Although every dish in the meal had been made with superior ingredients and was flawlessly executed, none of our quartet was able to warm up to or comprehend chef Bradley's palate. The final question about any restaurant is: Would I go back? I'd originally planned on a second dinner to check out the tasting menu. After our meal, the answer changed to "I wouldn't go back if somebody paid me!" -- and somebody does.
ABOUT THE CHEF
William Bradley is a local San Diegan, a protégé of famed chef James Boyce (who simultaneously trained Michael Stebner of the late Region, among others). "I started cooking as a necessity for skateboards," he says. "At 16, my skateboard habit became expensive, so I went to work as a dishwasher at a small Italian restaurant in the Bonita area called Buon Giorno. Once I started cooking there, I started to have a passion for being able to express yourself on a plate through food. I worked there for a couple of years, then went over to the Loewe's Coronado Bay and started working with my longtime mentor, James Boyce. I spent three and a half years with him at Azzura Point. Then I went with Boyce to Scottsdale, Arizona, and stayed with him at Mary Ellen's at the Phoenician as a sous-chef -- altogether I worked about seven and a half years with him.
"Then we had to part ways. He went to the Montage [in Laguna Beach], and I stayed in Phoenix and opened up a restaurant at the Hyatt Regency [Scottsdale Resort and Spa] by the name Vu," pronounced "view." (Editor's note: With Bradley at the helm, Vu was cited as one of Esquire magazine's "Best New Restaurants" of 2005, and Bradley was a three-time candidate for the James Beard "Rising Star Chef" award. Then Bradley accepted the job of executive chef at Addison.)
"My philosophy of cooking is to keep the food very simple but to maximize the flavor of each paired ingredient. It's kind of 'less is more.' I don't like to put a lot of ingredients on the plate. I feel that if you take all your thought processes, your passion, your heart, and your mind, and you put it into a few small elements and concentrate on the technique of cooking that perfect ingredient, you can really come up with some special dishes -- that people are still familiar with. I don't believe in scaring the diner.... There's nothing wrong with a simple dish -- like risotto. If you have a unique technique to making it the creamiest risotto that anyone's ever had, everyone's very familiar with that and they see the complexity of the technique in each dish.

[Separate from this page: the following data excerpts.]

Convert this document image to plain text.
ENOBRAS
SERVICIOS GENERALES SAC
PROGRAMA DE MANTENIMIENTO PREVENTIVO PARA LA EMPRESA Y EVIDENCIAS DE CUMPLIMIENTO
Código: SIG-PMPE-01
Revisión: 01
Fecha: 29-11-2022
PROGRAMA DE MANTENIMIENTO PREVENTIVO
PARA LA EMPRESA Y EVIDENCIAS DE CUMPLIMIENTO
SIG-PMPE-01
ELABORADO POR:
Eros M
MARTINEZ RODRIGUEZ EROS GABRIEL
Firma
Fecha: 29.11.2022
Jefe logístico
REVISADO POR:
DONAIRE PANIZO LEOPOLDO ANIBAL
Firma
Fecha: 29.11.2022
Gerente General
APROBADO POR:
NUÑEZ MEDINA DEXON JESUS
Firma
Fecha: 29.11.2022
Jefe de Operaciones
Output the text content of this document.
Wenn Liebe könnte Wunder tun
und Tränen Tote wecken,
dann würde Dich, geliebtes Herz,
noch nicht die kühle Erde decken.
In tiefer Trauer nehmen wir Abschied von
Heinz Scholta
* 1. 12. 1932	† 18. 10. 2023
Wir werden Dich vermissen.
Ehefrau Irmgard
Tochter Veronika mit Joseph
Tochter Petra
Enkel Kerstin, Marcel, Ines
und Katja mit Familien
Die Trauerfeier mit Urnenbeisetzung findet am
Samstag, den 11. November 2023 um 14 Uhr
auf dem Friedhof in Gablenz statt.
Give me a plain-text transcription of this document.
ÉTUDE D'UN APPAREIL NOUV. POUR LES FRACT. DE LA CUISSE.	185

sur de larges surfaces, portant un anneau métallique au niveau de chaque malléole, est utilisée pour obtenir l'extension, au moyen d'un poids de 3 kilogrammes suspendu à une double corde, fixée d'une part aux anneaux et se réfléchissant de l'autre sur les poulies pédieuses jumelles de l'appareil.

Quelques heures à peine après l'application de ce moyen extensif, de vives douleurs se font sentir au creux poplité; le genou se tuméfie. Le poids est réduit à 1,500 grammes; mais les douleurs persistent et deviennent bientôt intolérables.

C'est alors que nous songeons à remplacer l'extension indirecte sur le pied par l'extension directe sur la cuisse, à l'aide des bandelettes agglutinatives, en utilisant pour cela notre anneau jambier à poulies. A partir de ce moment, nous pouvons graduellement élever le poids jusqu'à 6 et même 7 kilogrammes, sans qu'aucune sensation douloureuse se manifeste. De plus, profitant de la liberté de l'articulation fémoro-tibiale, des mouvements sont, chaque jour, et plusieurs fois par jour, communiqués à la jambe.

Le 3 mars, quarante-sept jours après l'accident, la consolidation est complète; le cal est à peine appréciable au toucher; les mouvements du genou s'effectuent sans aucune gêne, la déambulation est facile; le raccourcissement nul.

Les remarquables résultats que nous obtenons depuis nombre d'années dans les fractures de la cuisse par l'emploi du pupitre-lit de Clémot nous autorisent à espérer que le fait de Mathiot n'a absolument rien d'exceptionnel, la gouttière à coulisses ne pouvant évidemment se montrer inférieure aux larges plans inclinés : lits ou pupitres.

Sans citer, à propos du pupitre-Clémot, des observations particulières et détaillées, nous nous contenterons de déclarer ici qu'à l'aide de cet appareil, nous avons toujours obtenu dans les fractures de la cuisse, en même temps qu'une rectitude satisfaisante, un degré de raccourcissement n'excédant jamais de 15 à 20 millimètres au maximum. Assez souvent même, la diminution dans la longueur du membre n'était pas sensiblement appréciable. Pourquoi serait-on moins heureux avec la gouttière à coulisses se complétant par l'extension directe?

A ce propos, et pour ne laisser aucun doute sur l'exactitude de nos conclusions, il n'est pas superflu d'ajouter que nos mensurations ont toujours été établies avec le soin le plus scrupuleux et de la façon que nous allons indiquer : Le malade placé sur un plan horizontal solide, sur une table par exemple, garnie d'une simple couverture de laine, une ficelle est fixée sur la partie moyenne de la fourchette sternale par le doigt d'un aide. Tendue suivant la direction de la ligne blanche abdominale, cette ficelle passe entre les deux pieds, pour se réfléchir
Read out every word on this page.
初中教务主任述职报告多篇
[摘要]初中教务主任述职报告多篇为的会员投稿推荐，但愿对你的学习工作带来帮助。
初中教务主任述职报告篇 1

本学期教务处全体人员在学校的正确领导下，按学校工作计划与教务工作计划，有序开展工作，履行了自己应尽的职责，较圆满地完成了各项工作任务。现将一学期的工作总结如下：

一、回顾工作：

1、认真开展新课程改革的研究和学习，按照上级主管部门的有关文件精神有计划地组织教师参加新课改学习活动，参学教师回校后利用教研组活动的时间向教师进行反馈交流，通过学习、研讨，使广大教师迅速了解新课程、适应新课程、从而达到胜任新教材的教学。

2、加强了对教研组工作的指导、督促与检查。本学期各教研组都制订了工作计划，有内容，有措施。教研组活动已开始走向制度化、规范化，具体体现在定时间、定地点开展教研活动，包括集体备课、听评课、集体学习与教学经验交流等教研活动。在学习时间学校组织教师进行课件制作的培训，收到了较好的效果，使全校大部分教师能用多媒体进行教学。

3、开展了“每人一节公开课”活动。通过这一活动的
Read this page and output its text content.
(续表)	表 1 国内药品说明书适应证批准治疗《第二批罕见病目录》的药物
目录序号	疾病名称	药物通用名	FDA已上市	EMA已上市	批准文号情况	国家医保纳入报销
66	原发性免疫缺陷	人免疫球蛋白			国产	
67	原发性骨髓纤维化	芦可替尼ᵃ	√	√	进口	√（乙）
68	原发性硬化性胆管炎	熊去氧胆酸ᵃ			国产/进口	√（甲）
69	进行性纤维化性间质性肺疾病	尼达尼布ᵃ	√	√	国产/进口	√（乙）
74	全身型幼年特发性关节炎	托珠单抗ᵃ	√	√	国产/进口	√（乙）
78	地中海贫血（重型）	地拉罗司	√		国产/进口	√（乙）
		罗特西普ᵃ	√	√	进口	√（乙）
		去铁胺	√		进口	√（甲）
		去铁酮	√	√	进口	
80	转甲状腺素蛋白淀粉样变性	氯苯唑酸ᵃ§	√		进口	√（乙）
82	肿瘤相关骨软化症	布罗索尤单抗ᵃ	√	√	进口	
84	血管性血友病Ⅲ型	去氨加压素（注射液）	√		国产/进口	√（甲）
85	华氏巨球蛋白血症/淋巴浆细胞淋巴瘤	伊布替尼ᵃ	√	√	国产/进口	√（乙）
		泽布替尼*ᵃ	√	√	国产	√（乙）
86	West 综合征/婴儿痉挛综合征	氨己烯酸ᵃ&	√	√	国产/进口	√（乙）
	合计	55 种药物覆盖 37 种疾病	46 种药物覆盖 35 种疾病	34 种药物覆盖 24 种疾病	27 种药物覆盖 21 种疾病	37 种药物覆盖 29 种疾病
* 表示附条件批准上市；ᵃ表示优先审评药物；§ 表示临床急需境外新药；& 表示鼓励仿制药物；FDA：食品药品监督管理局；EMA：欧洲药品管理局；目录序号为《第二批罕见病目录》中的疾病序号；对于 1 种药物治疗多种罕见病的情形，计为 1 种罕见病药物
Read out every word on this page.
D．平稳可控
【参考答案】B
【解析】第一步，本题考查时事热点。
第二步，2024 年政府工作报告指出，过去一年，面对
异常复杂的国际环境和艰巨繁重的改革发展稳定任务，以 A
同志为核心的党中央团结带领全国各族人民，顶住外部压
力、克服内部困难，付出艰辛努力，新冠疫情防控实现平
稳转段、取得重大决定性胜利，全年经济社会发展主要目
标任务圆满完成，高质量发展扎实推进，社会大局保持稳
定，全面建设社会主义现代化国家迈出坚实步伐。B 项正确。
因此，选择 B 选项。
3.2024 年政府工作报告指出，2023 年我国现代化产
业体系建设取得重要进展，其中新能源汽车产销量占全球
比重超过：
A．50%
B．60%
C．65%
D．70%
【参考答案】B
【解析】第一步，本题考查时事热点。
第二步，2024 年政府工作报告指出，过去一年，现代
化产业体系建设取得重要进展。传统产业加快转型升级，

"I don't highlight it, because I think as a chef you always ought to get the best ingredients, but I get 80 percent of my vegetables from Tierra Niguel, a 100 percent organic farm in North County, and I use only free-range organic poultry, hormone-free beef from Brandt, and wild-caught fish.... You start out with the most perfectly nurtured vegetable picked at its peak, and my job is to cull the essence of that vegetable and then enhance it."
I asked him his idea behind the yogurt amuse. "I really feel that in an amuse," he said, "there should be no complications. My philosophy is to keep it simple and have a lot of exciting little flavors that alert the palate -- the coolness of the yogurt, the tartness of the gooseberries and the quince. It's very light but full of flavor. I try to have the meal go in a progression. I want to keep it simple at the beginning and try to have the bigger hitters at the end, to keep that kind of concentration through the experience."
Errata: In the review of Addison Restaurant (12/28/06), the vintage year of a half-bottle of Mouton Rothschild was misidentified. It was not 2003 but 1961, one of the greatest postwar vintages of Bordeaux. In addition, a copy-editing error produced an incorrect depiction of the lamb entrée. It did not include a separate lamb shank, but rather, a crepinette made from shank meat.